Ron Haworth 1941 - 2015
Very sadly, we lost Ron on 14 December 2015 but he will never be forgotten.
As an original founding member, Ron’s determination combined with a professionalism and almost stubbornness to only succeed, constantly inspires us, particularly in some of our more challenging times or tasks.
Ron was in sales and marketing all his working life, beginning his sales career at the age of 18 working for a wholesale fruiterer. He progressed to become a sales manager with a large insurance company and then became involved in the property market. Ron later became a freelance marketing executive and began to obtain new clients for his wife's former partnership in an accountancy practice. He has since undertaken the same role for her business Haworth Associates Accountants and more recently for Haworth Armson.
In 2012 Ron had a liver transplant as a result of an auto-immune disease. He was very seriously ill but never complained or moaned about his lot. He bore his illness in a way we could all learn from and he resumed his life as if nothing had happened.
Tragically he suddenly became ill in October and despite battling as hard as anyone could, he lost the fight.
We are all richer for having Ron in our lives and we want to continue his legacy and ensure he is never forgotten.
We could all learn a lot from the way Ron lived his life. No matter how bad things were or how ill he felt, his glass was always half full.
Wherever he is, he'll be making friends...
Since his transplant in 2012 as a result of suffering from PBC which is an auto immune disease affecting the liver, Ron worked tirelessly to raise money for the liver transplant unit at St. James's University Hospital ('Jimmys') in Leeds.
He also tried to ensure that everyone he met signed up to the organ donor register and just as importantly, that they told their family about their wishes. A huge number of healthy organs are wasted every year that could be used to save lives. It is also a sad fact that many people who have signed the organ donor register have their wishes overridden by their relatives, so if you do register, please, please, please, tell your family and impress upon them what you want. If you or a member of your family needed a transplant would you accept one? If so, you should also be prepared to donate to help someone else!
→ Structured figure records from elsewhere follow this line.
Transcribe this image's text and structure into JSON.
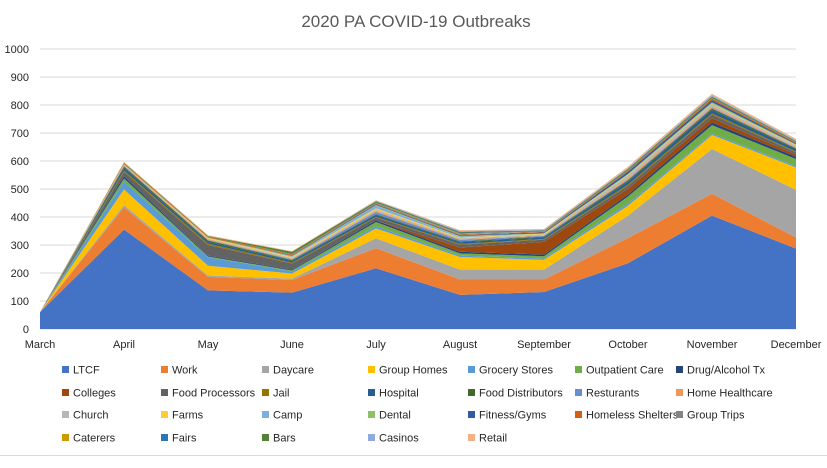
{
  "chart_data": {
    "type": "area",
    "stacked": true,
    "title": "2020 PA COVID-19 Outbreaks",
    "xlabel": "",
    "ylabel": "",
    "ylim": [
      0,
      1000
    ],
    "yticks": [
      0,
      100,
      200,
      300,
      400,
      500,
      600,
      700,
      800,
      900,
      1000
    ],
    "grid": true,
    "legend": "bottom",
    "categories": [
      "March",
      "April",
      "May",
      "June",
      "July",
      "August",
      "September",
      "October",
      "November",
      "December"
    ],
    "series": [
      {
        "name": "LTCF",
        "color": "#4472C4",
        "values": [
          60,
          355,
          138,
          130,
          217,
          122,
          132,
          235,
          405,
          287
        ]
      },
      {
        "name": "Work",
        "color": "#ED7D31",
        "values": [
          0,
          80,
          48,
          45,
          72,
          55,
          45,
          90,
          78,
          40
        ]
      },
      {
        "name": "Daycare",
        "color": "#A5A5A5",
        "values": [
          0,
          8,
          5,
          5,
          35,
          35,
          35,
          80,
          160,
          170
        ]
      },
      {
        "name": "Group Homes",
        "color": "#FFC000",
        "values": [
          0,
          55,
          35,
          18,
          35,
          45,
          35,
          35,
          50,
          80
        ]
      },
      {
        "name": "Grocery Stores",
        "color": "#5B9BD5",
        "values": [
          0,
          28,
          30,
          8,
          8,
          5,
          5,
          8,
          5,
          5
        ]
      },
      {
        "name": "Outpatient Care",
        "color": "#70AD47",
        "values": [
          0,
          12,
          3,
          3,
          15,
          8,
          8,
          25,
          30,
          25
        ]
      },
      {
        "name": "Drug/Alcohol Tx",
        "color": "#264478",
        "values": [
          0,
          8,
          3,
          3,
          6,
          6,
          6,
          8,
          10,
          8
        ]
      },
      {
        "name": "Colleges",
        "color": "#9E480E",
        "values": [
          0,
          0,
          0,
          0,
          0,
          15,
          45,
          20,
          15,
          8
        ]
      },
      {
        "name": "Food Processors",
        "color": "#636363",
        "values": [
          0,
          15,
          38,
          22,
          10,
          10,
          8,
          10,
          12,
          8
        ]
      },
      {
        "name": "Jail",
        "color": "#997300",
        "values": [
          0,
          5,
          5,
          3,
          3,
          3,
          3,
          5,
          5,
          3
        ]
      },
      {
        "name": "Hospital",
        "color": "#255E91",
        "values": [
          0,
          8,
          6,
          6,
          6,
          6,
          5,
          10,
          12,
          8
        ]
      },
      {
        "name": "Food Distributors",
        "color": "#43682B",
        "values": [
          0,
          6,
          5,
          3,
          3,
          3,
          3,
          5,
          5,
          3
        ]
      },
      {
        "name": "Resturants",
        "color": "#698ED0",
        "values": [
          0,
          2,
          2,
          3,
          8,
          5,
          3,
          3,
          3,
          2
        ]
      },
      {
        "name": "Home Healthcare",
        "color": "#F1975A",
        "values": [
          0,
          3,
          3,
          2,
          3,
          3,
          2,
          5,
          5,
          3
        ]
      },
      {
        "name": "Church",
        "color": "#B7B7B7",
        "values": [
          0,
          2,
          2,
          3,
          5,
          3,
          3,
          10,
          8,
          5
        ]
      },
      {
        "name": "Farms",
        "color": "#FFCD33",
        "values": [
          0,
          0,
          2,
          3,
          5,
          3,
          2,
          2,
          2,
          2
        ]
      },
      {
        "name": "Camp",
        "color": "#7CAFDD",
        "values": [
          0,
          0,
          0,
          2,
          10,
          3,
          0,
          0,
          0,
          0
        ]
      },
      {
        "name": "Dental",
        "color": "#8CC168",
        "values": [
          0,
          2,
          2,
          2,
          2,
          2,
          2,
          3,
          5,
          3
        ]
      },
      {
        "name": "Fitness/Gyms",
        "color": "#335AA1",
        "values": [
          0,
          0,
          0,
          2,
          3,
          3,
          3,
          8,
          8,
          3
        ]
      },
      {
        "name": "Homeless Shelters",
        "color": "#D26012",
        "values": [
          0,
          3,
          3,
          3,
          2,
          2,
          2,
          3,
          5,
          3
        ]
      },
      {
        "name": "Group Trips",
        "color": "#848484",
        "values": [
          0,
          0,
          0,
          2,
          3,
          2,
          2,
          2,
          2,
          2
        ]
      },
      {
        "name": "Caterers",
        "color": "#CC9A00",
        "values": [
          0,
          0,
          0,
          0,
          0,
          2,
          0,
          0,
          0,
          0
        ]
      },
      {
        "name": "Fairs",
        "color": "#2E75B6",
        "values": [
          0,
          0,
          0,
          0,
          0,
          3,
          0,
          0,
          0,
          0
        ]
      },
      {
        "name": "Bars",
        "color": "#548235",
        "values": [
          0,
          2,
          2,
          8,
          5,
          3,
          3,
          5,
          5,
          3
        ]
      },
      {
        "name": "Casinos",
        "color": "#8FAADC",
        "values": [
          0,
          0,
          0,
          0,
          2,
          3,
          2,
          3,
          5,
          3
        ]
      },
      {
        "name": "Retail",
        "color": "#F4B183",
        "values": [
          0,
          3,
          3,
          2,
          2,
          3,
          3,
          5,
          5,
          5
        ]
      }
    ]
  }
}
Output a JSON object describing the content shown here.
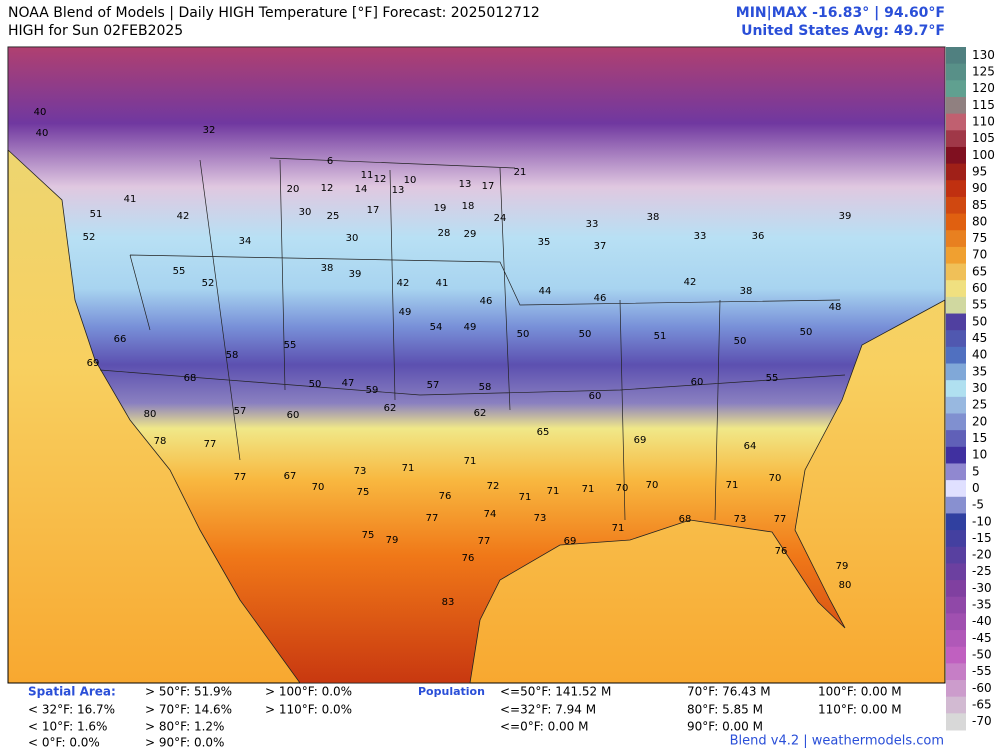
{
  "header": {
    "title": "NOAA Blend of Models | Daily HIGH Temperature [°F] Forecast: 2025012712",
    "subtitle": "HIGH for Sun 02FEB2025",
    "minmax": "MIN|MAX -16.83°  | 94.60°F",
    "average": "United States Avg: 49.7°F"
  },
  "colorbar": {
    "ticks": [
      130,
      125,
      120,
      115,
      110,
      105,
      100,
      95,
      90,
      85,
      80,
      75,
      70,
      65,
      60,
      55,
      50,
      45,
      40,
      35,
      30,
      25,
      20,
      15,
      10,
      5,
      0,
      -5,
      -10,
      -15,
      -20,
      -25,
      -30,
      -35,
      -40,
      -45,
      -50,
      -55,
      -60,
      -65,
      -70
    ]
  },
  "map": {
    "labels": [
      40,
      40,
      32,
      6,
      11,
      12,
      10,
      13,
      17,
      21,
      20,
      12,
      14,
      13,
      51,
      41,
      42,
      30,
      25,
      17,
      19,
      18,
      24,
      33,
      38,
      33,
      36,
      39,
      52,
      34,
      30,
      28,
      29,
      35,
      37,
      55,
      52,
      38,
      39,
      42,
      41,
      46,
      44,
      46,
      42,
      38,
      48,
      66,
      58,
      55,
      49,
      54,
      49,
      50,
      50,
      51,
      50,
      50,
      69,
      68,
      50,
      47,
      59,
      57,
      58,
      60,
      60,
      55,
      80,
      57,
      60,
      62,
      62,
      65,
      69,
      64,
      78,
      77,
      77,
      67,
      73,
      71,
      71,
      71,
      70,
      71,
      70,
      70,
      75,
      76,
      72,
      71,
      71,
      70,
      77,
      74,
      73,
      71,
      68,
      73,
      77,
      75,
      79,
      77,
      69,
      76,
      76,
      83,
      79,
      80
    ]
  },
  "footer": {
    "spatial_area": {
      "label": "Spatial Area:",
      "items": [
        "< 32°F: 16.7%",
        "< 10°F: 1.6%",
        "< 0°F: 0.0%",
        "> 50°F: 51.9%",
        "> 70°F: 14.6%",
        "> 80°F: 1.2%",
        "> 90°F: 0.0%",
        "> 100°F: 0.0%",
        "> 110°F: 0.0%"
      ]
    },
    "population": {
      "label": "Population",
      "items": [
        "<=50°F: 141.52 M",
        "<=32°F: 7.94 M",
        "<=0°F: 0.00 M",
        "70°F: 76.43 M",
        "80°F: 5.85 M",
        "90°F: 0.00 M",
        "100°F: 0.00 M",
        "110°F: 0.00 M"
      ]
    },
    "credit": "Blend v4.2 | weathermodels.com"
  }
}
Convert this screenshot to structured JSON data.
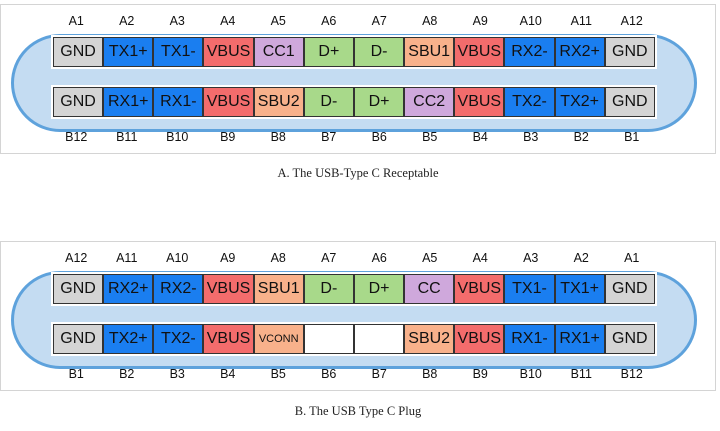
{
  "receptacle": {
    "caption": "A. The USB-Type C Receptable",
    "top_labels": [
      "A1",
      "A2",
      "A3",
      "A4",
      "A5",
      "A6",
      "A7",
      "A8",
      "A9",
      "A10",
      "A11",
      "A12"
    ],
    "top_pins": [
      "GND",
      "TX1+",
      "TX1-",
      "VBUS",
      "CC1",
      "D+",
      "D-",
      "SBU1",
      "VBUS",
      "RX2-",
      "RX2+",
      "GND"
    ],
    "bottom_pins": [
      "GND",
      "RX1+",
      "RX1-",
      "VBUS",
      "SBU2",
      "D-",
      "D+",
      "CC2",
      "VBUS",
      "TX2-",
      "TX2+",
      "GND"
    ],
    "bottom_labels": [
      "B12",
      "B11",
      "B10",
      "B9",
      "B8",
      "B7",
      "B6",
      "B5",
      "B4",
      "B3",
      "B2",
      "B1"
    ]
  },
  "plug": {
    "caption": "B. The USB Type C Plug",
    "top_labels": [
      "A12",
      "A11",
      "A10",
      "A9",
      "A8",
      "A7",
      "A6",
      "A5",
      "A4",
      "A3",
      "A2",
      "A1"
    ],
    "top_pins": [
      "GND",
      "RX2+",
      "RX2-",
      "VBUS",
      "SBU1",
      "D-",
      "D+",
      "CC",
      "VBUS",
      "TX1-",
      "TX1+",
      "GND"
    ],
    "bottom_pins": [
      "GND",
      "TX2+",
      "TX2-",
      "VBUS",
      "VCONN",
      "",
      "",
      "SBU2",
      "VBUS",
      "RX1-",
      "RX1+",
      "GND"
    ],
    "bottom_labels": [
      "B1",
      "B2",
      "B3",
      "B4",
      "B5",
      "B6",
      "B7",
      "B8",
      "B9",
      "B10",
      "B11",
      "B12"
    ]
  },
  "colors": {
    "GND": "#d4d4d4",
    "TX": "#1a7ef0",
    "RX": "#1a7ef0",
    "VBUS": "#f36c6c",
    "CC": "#cfa8dc",
    "SBU": "#f8b18b",
    "VCONN": "#f8b18b",
    "D": "#a8d98a",
    "EMPTY": "#ffffff"
  }
}
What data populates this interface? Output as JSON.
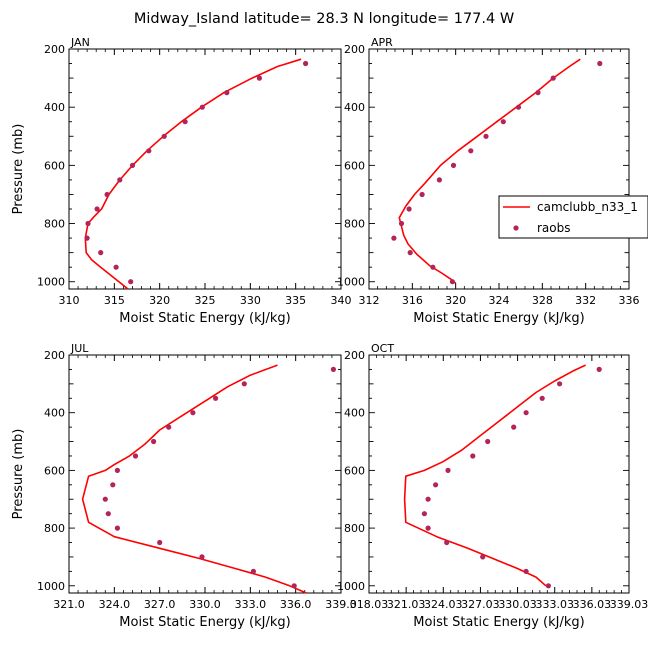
{
  "figure_title": "Midway_Island   latitude= 28.3 N longitude= 177.4 W",
  "legend": {
    "model_label": "camclubb_n33_1",
    "obs_label": "raobs"
  },
  "colors": {
    "model": "#ff0000",
    "obs": "#b2245a"
  },
  "chart_data": [
    {
      "type": "line",
      "panel_label": "JAN",
      "xlabel": "Moist Static Energy (kJ/kg)",
      "ylabel": "Pressure (mb)",
      "xlim": [
        310,
        340
      ],
      "ylim": [
        1025,
        200
      ],
      "xticks": [
        "310",
        "315",
        "320",
        "325",
        "330",
        "335",
        "340"
      ],
      "yticks": [
        "200",
        "400",
        "600",
        "800",
        "1000"
      ],
      "series": [
        {
          "style": "line",
          "x": [
            316.5,
            315.5,
            314.5,
            313.5,
            312.5,
            311.9,
            311.8,
            312.1,
            312.8,
            313.6,
            314.4,
            315.6,
            317.0,
            318.6,
            320.4,
            322.4,
            324.6,
            327.1,
            330.2,
            333.0,
            335.6
          ],
          "y": [
            1025,
            1000,
            975,
            950,
            925,
            900,
            850,
            800,
            775,
            750,
            700,
            650,
            600,
            550,
            500,
            450,
            400,
            350,
            300,
            260,
            235
          ]
        },
        {
          "style": "markers",
          "x": [
            316.8,
            315.2,
            313.5,
            312.0,
            312.1,
            313.1,
            314.2,
            315.6,
            317.0,
            318.8,
            320.5,
            322.8,
            324.7,
            327.4,
            331.0,
            336.1
          ],
          "y": [
            1000,
            950,
            900,
            850,
            800,
            750,
            700,
            650,
            600,
            550,
            500,
            450,
            400,
            350,
            300,
            250
          ]
        }
      ]
    },
    {
      "type": "line",
      "panel_label": "APR",
      "xlabel": "Moist Static Energy (kJ/kg)",
      "ylabel": "",
      "xlim": [
        312,
        336
      ],
      "ylim": [
        1025,
        200
      ],
      "xticks": [
        "312",
        "316",
        "320",
        "324",
        "328",
        "332",
        "336"
      ],
      "yticks": [
        "200",
        "400",
        "600",
        "800",
        "1000"
      ],
      "series": [
        {
          "style": "line",
          "x": [
            320.0,
            319.5,
            318.7,
            317.6,
            316.4,
            315.6,
            315.2,
            314.8,
            315.4,
            316.2,
            317.2,
            318.6,
            320.2,
            322.0,
            323.8,
            325.6,
            327.4,
            329.0,
            330.5,
            331.5
          ],
          "y": [
            1005,
            990,
            970,
            945,
            905,
            870,
            840,
            780,
            740,
            700,
            660,
            600,
            550,
            500,
            450,
            400,
            350,
            300,
            260,
            235
          ]
        },
        {
          "style": "markers",
          "x": [
            319.7,
            317.9,
            315.8,
            314.3,
            315.0,
            315.7,
            316.9,
            318.5,
            319.8,
            321.4,
            322.8,
            324.4,
            325.8,
            327.6,
            329.0,
            333.3
          ],
          "y": [
            1000,
            950,
            900,
            850,
            800,
            750,
            700,
            650,
            600,
            550,
            500,
            450,
            400,
            350,
            300,
            250
          ]
        }
      ]
    },
    {
      "type": "line",
      "panel_label": "JUL",
      "xlabel": "Moist Static Energy (kJ/kg)",
      "ylabel": "Pressure (mb)",
      "xlim": [
        321,
        339
      ],
      "ylim": [
        1025,
        200
      ],
      "xticks": [
        "321.0",
        "324.0",
        "327.0",
        "330.0",
        "333.0",
        "336.0",
        "339.0"
      ],
      "yticks": [
        "200",
        "400",
        "600",
        "800",
        "1000"
      ],
      "series": [
        {
          "style": "line",
          "x": [
            336.7,
            335.6,
            334.0,
            332.0,
            329.6,
            327.0,
            324.0,
            322.3,
            321.9,
            322.3,
            323.4,
            324.0,
            325.0,
            326.0,
            327.0,
            328.5,
            330.0,
            331.5,
            333.0,
            334.8
          ],
          "y": [
            1025,
            1000,
            970,
            940,
            905,
            870,
            830,
            780,
            700,
            620,
            600,
            580,
            550,
            510,
            460,
            410,
            360,
            310,
            270,
            235
          ]
        },
        {
          "style": "markers",
          "x": [
            335.9,
            333.2,
            329.8,
            327.0,
            324.2,
            323.6,
            323.4,
            323.9,
            324.2,
            325.4,
            326.6,
            327.6,
            329.2,
            330.7,
            332.6,
            338.5
          ],
          "y": [
            1000,
            950,
            900,
            850,
            800,
            750,
            700,
            650,
            600,
            550,
            500,
            450,
            400,
            350,
            300,
            250
          ]
        }
      ]
    },
    {
      "type": "line",
      "panel_label": "OCT",
      "xlabel": "Moist Static Energy (kJ/kg)",
      "ylabel": "",
      "xlim": [
        318.03,
        339.0
      ],
      "ylim": [
        1025,
        200
      ],
      "xticks": [
        "318.03",
        "321.03",
        "324.03",
        "327.03",
        "330.03",
        "333.03",
        "336.03",
        "339.03"
      ],
      "yticks": [
        "200",
        "400",
        "600",
        "800",
        "1000"
      ],
      "series": [
        {
          "style": "line",
          "x": [
            332.3,
            331.5,
            330.0,
            328.0,
            326.0,
            323.5,
            321.0,
            320.9,
            321.0,
            322.5,
            324.0,
            325.5,
            327.0,
            328.5,
            330.0,
            331.5,
            333.0,
            334.5,
            335.5
          ],
          "y": [
            1000,
            970,
            940,
            905,
            870,
            830,
            780,
            700,
            620,
            600,
            570,
            530,
            480,
            430,
            380,
            330,
            290,
            255,
            235
          ]
        },
        {
          "style": "markers",
          "x": [
            332.5,
            330.7,
            327.2,
            324.3,
            322.8,
            322.5,
            322.8,
            323.4,
            324.4,
            326.4,
            327.6,
            329.7,
            330.7,
            332.0,
            333.4,
            336.6
          ],
          "y": [
            1000,
            950,
            900,
            850,
            800,
            750,
            700,
            650,
            600,
            550,
            500,
            450,
            400,
            350,
            300,
            250
          ]
        }
      ]
    }
  ]
}
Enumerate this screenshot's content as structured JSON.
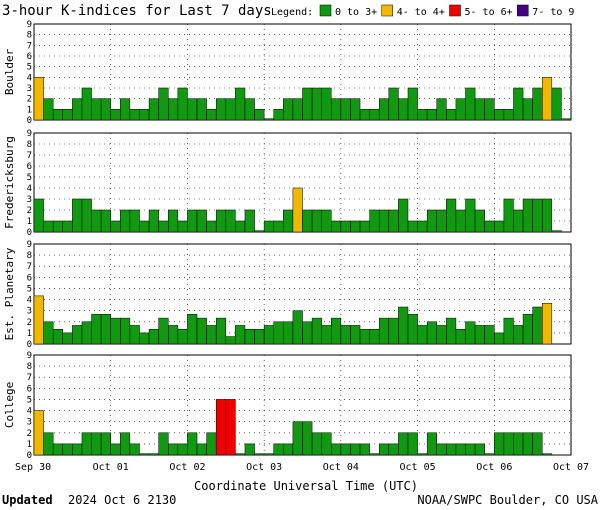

Ron was a salesman through and through and even just a week before he died he was trying to sign up new tax clients from his fellow patients and making sure they knew about auto enrolment. He regularly phoned to remind his wife to take business cards to the hospital with her as he had a potential new client.
Nothing would please Ron more than to know that his work was being carried on in his absence.
We will be holding an annual fundraising event in aid of the St James's University Hospital Liver Unit Trust in Ron's name. Details to follow.
'Into my heart an air that kills
From yon far country blows:
What are those blue remembered hills,
What spires, what farms are those?
That is the land of lost content,
I see it shining plain,
The happy highways where I went
And cannot come again''
Ron before his illness. Ron always kept himself fit. He regularly played golf and was a qualified badminton coach
Ron shortly after he became ill
Ron presenting a cheque following one of his fund raising events
The Longest Sleep
Age brings a certain enlightenment, particularly when coupled with serious illness. Two years ago I was told I had only weeks to live without a major operation. Before this I had always feared death, but being so close to it, I accepted it quite calmly.
The nearer one gets to death, the less one comes to fear its inevitability. I survived the operation and can tell the tale.
As one ages, the need to sleep becomes greater and is enjoyed more
Why then do we fear death? It is merely a longer sleep.
Do we dream during this longest sleep? No one knows.
What do our dreams mean? I often dream of places I have never been and can recall them clearly, when awake.
Life is so fleeting, I wonder is life the dream and death the reality?
Does our soul, all that is us, live on in some way unknown?
Certainly earthly memories of us fade very quickly, very few of us can even remember our great grand parents, their names, what they did, or how they lived their lives.
In the great scheme of things, we live but a moment, yet that moment means everything to us.
No one knows the answer to the meaning of life.
The greatest minds cannot penetrate its secrets.
We all hope that our souls live on, but if they do not, what is there to fear? We enjoy a good sleep, why should we not enjoy our longest sleep when our bodies so badly need to rest?